İzmir’de 2020 yılında 30 Ekim’de 11 kişinin hayatını kaybetmesi sonucu yargılanan Yağcıoğlu Apartmanı sanıkları hakim karşısına çıktı
İzmir’de, geçen yıl 30 Ekim’de meydana gelen 6.6’lık depremde 11 kişinin yaşamını yitirdiği Yağcıoğlu Apartmanı’nın fenni mesulü Orhan Ayber (80) ve müteahhidi Şerafettin Ağar (71), ‘bilinçli taksirle birden fazla kişinin ölümüne ve yaralanmasına neden olmak’ suçlamasıyla tutuklu yargılandıkları davada bugün hakim karşısına çıktı.
Ege Denizi’nde, 30 Ekim 2020’de meydana gelen ve merkez üssü Seferihisar ilçesi açıkları olan 6.6 büyüklüğündeki depremde 11 kişinin hayatını kaybettiği, 7 kişinin de yaralandığı Yağcıoğlu Apartmanı ile ilgili hazırlanan iddianame, 11’inci Ağır Ceza Mahkemesi’nce kabul edildi.

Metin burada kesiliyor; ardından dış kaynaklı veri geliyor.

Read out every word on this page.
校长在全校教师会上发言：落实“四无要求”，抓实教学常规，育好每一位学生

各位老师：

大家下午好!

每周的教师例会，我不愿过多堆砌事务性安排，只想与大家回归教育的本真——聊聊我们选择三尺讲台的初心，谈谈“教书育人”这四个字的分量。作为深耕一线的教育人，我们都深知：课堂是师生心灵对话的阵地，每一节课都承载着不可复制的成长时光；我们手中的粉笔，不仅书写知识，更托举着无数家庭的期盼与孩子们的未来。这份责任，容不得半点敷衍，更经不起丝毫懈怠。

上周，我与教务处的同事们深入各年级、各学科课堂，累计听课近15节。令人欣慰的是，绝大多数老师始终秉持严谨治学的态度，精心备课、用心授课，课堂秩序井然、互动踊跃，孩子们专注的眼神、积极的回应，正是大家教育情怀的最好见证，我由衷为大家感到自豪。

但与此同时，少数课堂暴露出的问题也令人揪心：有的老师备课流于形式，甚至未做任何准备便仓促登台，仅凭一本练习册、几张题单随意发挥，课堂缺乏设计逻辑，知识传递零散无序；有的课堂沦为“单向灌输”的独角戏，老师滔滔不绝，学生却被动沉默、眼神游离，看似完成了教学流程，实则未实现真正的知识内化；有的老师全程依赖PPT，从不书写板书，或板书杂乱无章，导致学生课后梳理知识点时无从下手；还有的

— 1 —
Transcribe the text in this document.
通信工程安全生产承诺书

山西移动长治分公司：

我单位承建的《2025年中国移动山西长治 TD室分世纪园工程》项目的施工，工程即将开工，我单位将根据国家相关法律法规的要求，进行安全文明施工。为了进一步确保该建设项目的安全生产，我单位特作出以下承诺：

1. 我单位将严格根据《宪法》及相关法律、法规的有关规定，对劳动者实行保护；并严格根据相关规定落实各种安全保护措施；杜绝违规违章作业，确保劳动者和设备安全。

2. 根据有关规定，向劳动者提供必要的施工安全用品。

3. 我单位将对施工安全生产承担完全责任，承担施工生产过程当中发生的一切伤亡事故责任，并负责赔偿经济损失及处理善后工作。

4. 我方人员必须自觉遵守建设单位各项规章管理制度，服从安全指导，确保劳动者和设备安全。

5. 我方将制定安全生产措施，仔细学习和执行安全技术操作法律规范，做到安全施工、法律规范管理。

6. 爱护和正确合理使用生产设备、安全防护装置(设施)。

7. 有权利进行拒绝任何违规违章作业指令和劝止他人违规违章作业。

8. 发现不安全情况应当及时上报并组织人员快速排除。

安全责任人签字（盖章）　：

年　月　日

Dokuz Eylül Üniversitesi ile İstanbul Teknik Üniversitesi akademisyenlerinden oluşan 7 kişilik bilirkişi heyetinin raporuna yer verilen iddianamede; apartmandan alınan beton karot numunelerinin, binanın projesinde belirtilen beton dayanım sınıfına uymadığı, bina statik-betonarme hesaplarında bodrum katın hesaplara dahil edilmediğinin belirlendiği kaydedildi.
Binanın B blokuna ait sondaj logları incelendiğinde zemin profilinin tipik alüvyon zemin karakterinden oluştuğu belirtilip, yapının karakteristik basınç dayanımının olması gerekenden düşük kaldığı, bina betonarme projesinde kısmi bodrum yapılmasına yönelik betonarme detayları bulunduğu halde bina altında projeye aykırı olarak tam bodrum yapıldığı, tüm etriyelerin uçlarının bina betonarme uygulama projesi çizim paftaları ve ‘Afet Bölgelerinde Yapılacak Yapılar Hakkında Yönetmelik (1975)’ hükümlerine aykırı olarak 90 gönyeli olarak imal edildiğinin de bilirkişi raporunda belirtildiği vurgulandı. Raporda, “Projelendirmedeki eksiklikler, malzeme özelliklerindeki yetersizlikler, uygulama ve işçilik hataları, yapım denetimindeki yetersizlik nedeniyle binanın yıkılmış olduğu görüşüne varılmıştır” denildi.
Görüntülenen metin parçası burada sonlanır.